El presidente de Estados Unidos, Donald Trump, anunció este martes la imposición de un nuevo arancel del 50 % al cobre importado, como parte de su estrategia económica para reforzar la producción nacional. Durante una reunión de gabinete, también advirtió que contempla imponer un arancel de hasta el 200 % a los productos farmacéuticos elaborados fuera del país si sus fabricantes no se reubican en territorio estadounidense.
“Les daremos aproximadamente un año, un año y medio, para venir. Después se les aplicarán aranceles si tienen que traer productos farmacéuticos, medicamentos y otros artículos”, declaró el mandatario, quien enfatizó que el objetivo es que esas empresas instalen sus plantas en suelo norteamericano para evitar los altos gravámenes.

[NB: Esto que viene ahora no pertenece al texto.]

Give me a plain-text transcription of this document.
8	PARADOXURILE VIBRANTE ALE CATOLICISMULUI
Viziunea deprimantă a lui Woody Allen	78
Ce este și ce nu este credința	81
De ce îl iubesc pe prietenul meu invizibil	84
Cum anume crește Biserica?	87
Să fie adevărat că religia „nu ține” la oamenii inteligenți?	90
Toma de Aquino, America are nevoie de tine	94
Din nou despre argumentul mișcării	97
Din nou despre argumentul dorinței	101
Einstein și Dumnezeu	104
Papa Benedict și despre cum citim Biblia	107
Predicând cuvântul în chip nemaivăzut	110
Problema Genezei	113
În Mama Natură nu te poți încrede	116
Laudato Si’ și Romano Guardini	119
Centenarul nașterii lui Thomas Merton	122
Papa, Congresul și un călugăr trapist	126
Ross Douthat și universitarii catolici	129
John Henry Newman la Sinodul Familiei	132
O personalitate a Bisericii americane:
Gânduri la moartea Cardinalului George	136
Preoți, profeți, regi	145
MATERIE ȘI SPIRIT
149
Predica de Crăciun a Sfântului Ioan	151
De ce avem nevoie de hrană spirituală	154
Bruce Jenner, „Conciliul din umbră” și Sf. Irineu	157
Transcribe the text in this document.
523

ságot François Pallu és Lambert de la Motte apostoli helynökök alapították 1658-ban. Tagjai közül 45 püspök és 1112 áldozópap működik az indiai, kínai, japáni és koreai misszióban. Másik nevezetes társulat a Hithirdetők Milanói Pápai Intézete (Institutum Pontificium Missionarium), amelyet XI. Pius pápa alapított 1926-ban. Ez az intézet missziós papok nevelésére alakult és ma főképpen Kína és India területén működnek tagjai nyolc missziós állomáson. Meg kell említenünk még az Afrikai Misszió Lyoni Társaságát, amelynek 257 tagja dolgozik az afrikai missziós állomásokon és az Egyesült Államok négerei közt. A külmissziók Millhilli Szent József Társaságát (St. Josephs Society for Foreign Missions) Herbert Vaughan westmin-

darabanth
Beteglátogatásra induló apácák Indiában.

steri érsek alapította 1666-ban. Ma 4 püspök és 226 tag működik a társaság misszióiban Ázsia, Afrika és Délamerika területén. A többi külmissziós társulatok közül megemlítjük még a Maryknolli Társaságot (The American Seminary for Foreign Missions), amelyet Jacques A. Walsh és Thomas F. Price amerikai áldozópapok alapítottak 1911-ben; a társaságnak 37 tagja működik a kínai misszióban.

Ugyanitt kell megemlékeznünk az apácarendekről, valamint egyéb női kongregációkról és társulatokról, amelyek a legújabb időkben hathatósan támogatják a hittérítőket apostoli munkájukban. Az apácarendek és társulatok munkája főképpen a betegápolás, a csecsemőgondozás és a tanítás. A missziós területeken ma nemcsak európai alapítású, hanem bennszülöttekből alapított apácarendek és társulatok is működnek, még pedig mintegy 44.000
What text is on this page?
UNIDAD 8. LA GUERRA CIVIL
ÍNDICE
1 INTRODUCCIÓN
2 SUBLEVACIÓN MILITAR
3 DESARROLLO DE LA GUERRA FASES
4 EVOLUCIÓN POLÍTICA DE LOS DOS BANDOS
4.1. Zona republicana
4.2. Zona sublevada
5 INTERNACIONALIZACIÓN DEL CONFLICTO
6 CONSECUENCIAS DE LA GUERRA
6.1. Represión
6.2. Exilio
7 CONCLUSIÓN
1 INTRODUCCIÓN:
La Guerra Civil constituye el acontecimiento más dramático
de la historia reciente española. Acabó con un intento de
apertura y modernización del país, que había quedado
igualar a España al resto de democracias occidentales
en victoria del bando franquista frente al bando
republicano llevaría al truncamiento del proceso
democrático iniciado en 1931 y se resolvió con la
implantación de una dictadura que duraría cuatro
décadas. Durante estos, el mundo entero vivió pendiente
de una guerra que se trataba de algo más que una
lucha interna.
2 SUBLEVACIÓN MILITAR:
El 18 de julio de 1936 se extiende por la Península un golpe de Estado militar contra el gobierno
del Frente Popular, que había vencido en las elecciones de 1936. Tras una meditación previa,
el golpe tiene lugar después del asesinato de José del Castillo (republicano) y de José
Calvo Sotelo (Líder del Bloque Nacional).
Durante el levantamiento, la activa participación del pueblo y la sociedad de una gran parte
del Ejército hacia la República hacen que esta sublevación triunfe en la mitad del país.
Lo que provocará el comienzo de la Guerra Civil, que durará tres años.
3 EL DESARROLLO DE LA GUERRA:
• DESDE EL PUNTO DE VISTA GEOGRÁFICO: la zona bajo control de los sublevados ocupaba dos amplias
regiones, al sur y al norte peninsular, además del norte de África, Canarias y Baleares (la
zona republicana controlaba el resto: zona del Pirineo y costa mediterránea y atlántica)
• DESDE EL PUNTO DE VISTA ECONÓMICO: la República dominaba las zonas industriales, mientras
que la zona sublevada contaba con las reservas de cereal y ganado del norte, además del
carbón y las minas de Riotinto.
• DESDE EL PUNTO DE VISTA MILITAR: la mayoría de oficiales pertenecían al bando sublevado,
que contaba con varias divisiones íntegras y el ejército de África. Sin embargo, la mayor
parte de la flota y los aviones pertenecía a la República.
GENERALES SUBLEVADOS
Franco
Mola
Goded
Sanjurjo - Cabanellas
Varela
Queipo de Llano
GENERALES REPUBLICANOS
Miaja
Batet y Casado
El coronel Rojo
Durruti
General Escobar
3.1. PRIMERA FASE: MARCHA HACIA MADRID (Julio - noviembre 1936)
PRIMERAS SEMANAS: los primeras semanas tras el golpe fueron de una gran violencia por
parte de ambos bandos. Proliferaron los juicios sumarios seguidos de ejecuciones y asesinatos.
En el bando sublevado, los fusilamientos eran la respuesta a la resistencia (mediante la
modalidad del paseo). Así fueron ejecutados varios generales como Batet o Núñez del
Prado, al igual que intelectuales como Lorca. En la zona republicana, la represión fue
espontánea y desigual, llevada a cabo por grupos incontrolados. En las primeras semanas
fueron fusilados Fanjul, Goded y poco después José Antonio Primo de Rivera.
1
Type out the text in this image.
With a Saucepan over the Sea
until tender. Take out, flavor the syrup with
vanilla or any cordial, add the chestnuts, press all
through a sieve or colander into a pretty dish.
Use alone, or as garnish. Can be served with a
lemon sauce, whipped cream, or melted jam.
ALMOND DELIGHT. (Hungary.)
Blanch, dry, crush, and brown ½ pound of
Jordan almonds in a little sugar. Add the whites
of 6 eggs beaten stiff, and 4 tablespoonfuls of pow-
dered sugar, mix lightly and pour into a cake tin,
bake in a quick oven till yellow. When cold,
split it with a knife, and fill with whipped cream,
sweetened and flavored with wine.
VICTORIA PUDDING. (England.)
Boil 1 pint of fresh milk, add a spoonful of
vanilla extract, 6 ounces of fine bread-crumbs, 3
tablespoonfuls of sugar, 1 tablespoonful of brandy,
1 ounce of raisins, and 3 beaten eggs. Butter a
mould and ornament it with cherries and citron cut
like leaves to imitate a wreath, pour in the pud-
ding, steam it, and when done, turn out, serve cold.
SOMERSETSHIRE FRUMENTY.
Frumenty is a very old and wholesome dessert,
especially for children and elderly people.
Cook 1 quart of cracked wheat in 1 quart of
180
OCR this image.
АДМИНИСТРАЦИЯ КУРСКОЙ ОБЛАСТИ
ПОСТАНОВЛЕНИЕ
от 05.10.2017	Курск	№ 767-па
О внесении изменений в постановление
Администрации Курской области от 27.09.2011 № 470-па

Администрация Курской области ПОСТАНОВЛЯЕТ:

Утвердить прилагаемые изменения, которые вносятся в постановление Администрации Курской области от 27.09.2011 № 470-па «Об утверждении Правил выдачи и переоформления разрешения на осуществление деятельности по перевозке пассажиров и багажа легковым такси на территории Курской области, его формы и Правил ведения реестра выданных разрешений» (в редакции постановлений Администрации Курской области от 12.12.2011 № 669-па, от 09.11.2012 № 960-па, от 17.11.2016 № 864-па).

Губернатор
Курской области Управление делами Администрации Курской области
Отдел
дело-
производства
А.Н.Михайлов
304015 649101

El anuncio se suma a la política comercial agresiva que Trump ha retomado en su segundo mandato, con aranceles previos al acero y al aluminio. El presidente arremetió contra administraciones anteriores, a las que acusó de permitir la deslocalización de sectores estratégicos, como el farmacéutico. “Todos se fueron. Se fueron a otros lugares porque la gente en esta sala permitió que sucediera. Y yo no lo permito”, sentenció.
Esta decisión llega justo un día antes de que se venciera el plazo original para redefinir nuevos aranceles con los socios comerciales que reemplazarían las tarifas recíprocas. Hasta ahora, solo se han concretado acuerdos con China, el Reino Unido y Vietnam. El resto de países sigue en la incertidumbre, luego de que Washington extendiera la tregua comercial, fijada originalmente para abril, hasta el 1 de agosto.
El anuncio ha encendido las alarmas en los mercados internacionales, especialmente entre países exportadores de cobre y en la industria farmacéutica global, que ahora enfrentan presiones para modificar sus cadenas de suministro si quieren mantener su acceso al mercado estadounidense.